Brad Setser: Inequality in America

RGE - Inequality in America: Unions in the American manufacturing sector used to have the bargaining power to secure a middle class wage for their members. Not any more. And no one else -- apart from corporate CEOs, hedge fund managers and star athletes -- seems to have all that much bargaining power either.

The chart that accompanies Justin Lahart and Kelly Evan's report on voter angst in Pennsylvania is worth the price of the Saturday Wall Street Journal.... It shows the enormous gulf between the income of the top 0.1% of the income distribution and the rest of the population. It also shows that family income, adjusted for inflation, has fallen by 4% for the bottom 90% of the population while rising 22.2% among the top .0.01%....

I am not sure than Mankiw's explanation -- a fall-off in educational achievement and slower growth in the supply of highly-skilled workers -- is sufficient.

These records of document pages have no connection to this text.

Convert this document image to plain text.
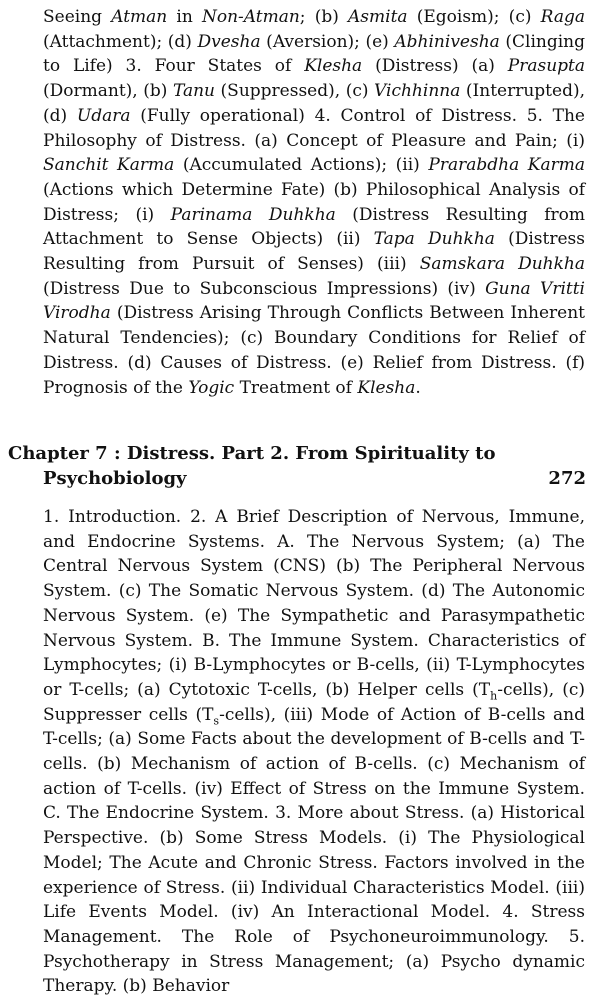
Seeing Atman in Non-Atman; (b) Asmita (Egoism); (c) Raga (Attachment); (d) Dvesha (Aversion); (e) Abhinivesha (Clinging to Life) 3. Four States of Klesha (Distress) (a) Prasupta (Dormant), (b) Tanu (Suppressed), (c) Vichhinna (Interrupted), (d) Udara (Fully operational) 4. Control of Distress. 5. The Philosophy of Distress. (a) Concept of Pleasure and Pain; (i) Sanchit Karma (Accumulated Actions); (ii) Prarabdha Karma (Actions which Determine Fate) (b) Philosophical Analysis of Distress; (i) Parinama Duhkha (Distress Resulting from Attachment to Sense Objects) (ii) Tapa Duhkha (Distress Resulting from Pursuit of Senses) (iii) Samskara Duhkha (Distress Due to Subconscious Impressions) (iv) Guna Vritti Virodha (Distress Arising Through Conflicts Between Inherent Natural Tendencies); (c) Boundary Conditions for Relief of Distress. (d) Causes of Distress. (e) Relief from Distress. (f) Prognosis of the Yogic Treatment of Klesha.
Chapter 7 : Distress. Part 2. From Spirituality to
Psychobiology	272
1. Introduction. 2. A Brief Description of Nervous, Immune, and Endocrine Systems. A. The Nervous System; (a) The Central Nervous System (CNS) (b) The Peripheral Nervous System. (c) The Somatic Nervous System. (d) The Autonomic Nervous System. (e) The Sympathetic and Parasympathetic Nervous System. B. The Immune System. Characteristics of Lymphocytes; (i) B-Lymphocytes or B-cells, (ii) T-Lymphocytes or T-cells; (a) Cytotoxic T-cells, (b) Helper cells $(T_h-cells)$, (c) Suppresser cells $(T_s-cells)$, (iii) Mode of Action of B-cells and T-cells; (a) Some Facts about the development of B-cells and T-cells. (b) Mechanism of action of B-cells. (c) Mechanism of action of T-cells. (iv) Effect of Stress on the Immune System. C. The Endocrine System. 3. More about Stress. (a) Historical Perspective. (b) Some Stress Models. (i) The Physiological Model; The Acute and Chronic Stress. Factors involved in the experience of Stress. (ii) Individual Characteristics Model. (iii) Life Events Model. (iv) An Interactional Model. 4. Stress Management. The Role of Psychoneuroimmunology. 5. Psychotherapy in Stress Management; (a) Psycho dynamic Therapy. (b) Behavior
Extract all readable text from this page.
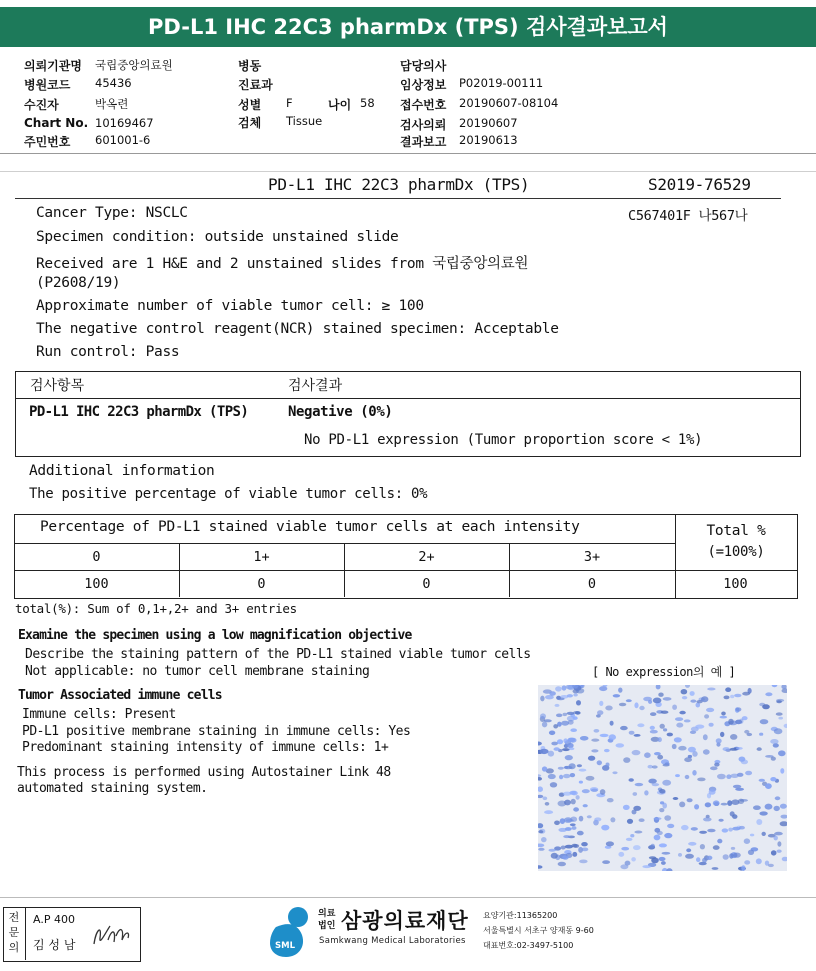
PD-L1 IHC 22C3 pharmDx (TPS) 검사결과보고서
의뢰기관명 국립중앙의료원
병원코드 45436
수진자	박옥련
Chart No. 10169467
주민번호 601001-6
병동
진료과
성별 F	나이 58
검체 Tissue
담당의사
임상정보 P02019-00111
접수번호 20190607-08104
검사의뢰 20190607
결과보고 20190613
PD-L1 IHC 22C3 pharmDx (TPS)	S2019-76529
C567401F 나567나
Cancer Type: NSCLC
Specimen condition: outside unstained slide
Received are 1 H&E and 2 unstained slides from 국립중앙의료원
(P2608/19)
Approximate number of viable tumor cell: ≥ 100
The negative control reagent(NCR) stained specimen: Acceptable
Run control: Pass
검사항목	검사결과
PD-L1 IHC 22C3 pharmDx (TPS)	Negative (0%)
No PD-L1 expression (Tumor proportion score < 1%)
Additional information
The positive percentage of viable tumor cells: 0%
Percentage of PD-L1 stained viable tumor cells at each intensity	Total %
(=100%)
0	1+	2+	3+
100	0	0	0	100
total(%): Sum of 0,1+,2+ and 3+ entries
Examine the specimen using a low magnification objective
Describe the staining pattern of the PD-L1 stained viable tumor cells
Not applicable: no tumor cell membrane staining	[ No expression의 예 ]
Tumor Associated immune cells
Immune cells: Present
PD-L1 positive membrane staining in immune cells: Yes
Predominant staining intensity of immune cells: 1+
This process is performed using Autostainer Link 48
automated staining system.
전문의
A.P 400
김 성 남	SML
의료
법인 삼광의료재단
Samkwang Medical Laboratories
요양기관:11365200
서울특별시 서초구 양재동 9-60
대표번호:02-3497-5100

The top 5% of the American families are all reasonably well-educated. But even among the 5%, almost all the income gains have been concentrated at the top. A fall-off in educational achievement can perhaps explain why the real income of the top 10% of American families is rising (a bit) while the income of the bottom 90% isn't. But it cannot explain increasingly inequality among those at the top.

It isn't that hard to see why so many Americans think the US is on the wrong track. Most Americans didn't benefit from the expansion of the past few years. And now the economy isn't expanding....

It isn't clear that increased trade with low-wage countries has contributed to lower wages for less-skilled workers in the US.... The impact of globalization on prices isn't all that clear: competition for oil has pushed its price up.... Cheap financing from the rest of the world did make it easier for Americans to make up for falling wages by borrowing against their homes. That strategy was never sustainable, and it has clearly run its course....

I am not sure that China has had a huge impact on the US income distribution, one way or the other. It may be that China had a bigger impact on prices for the basket of goods that lower-income households consume than it had on wages -- directly, and indirectly, through reductions in workers bargaining power in manufacturing sectors exposed to Chinese competition -- for those households. The overall effects are complex, because they offset. I am fairly confident that China isn't going to just produce low-quality durables for much longer.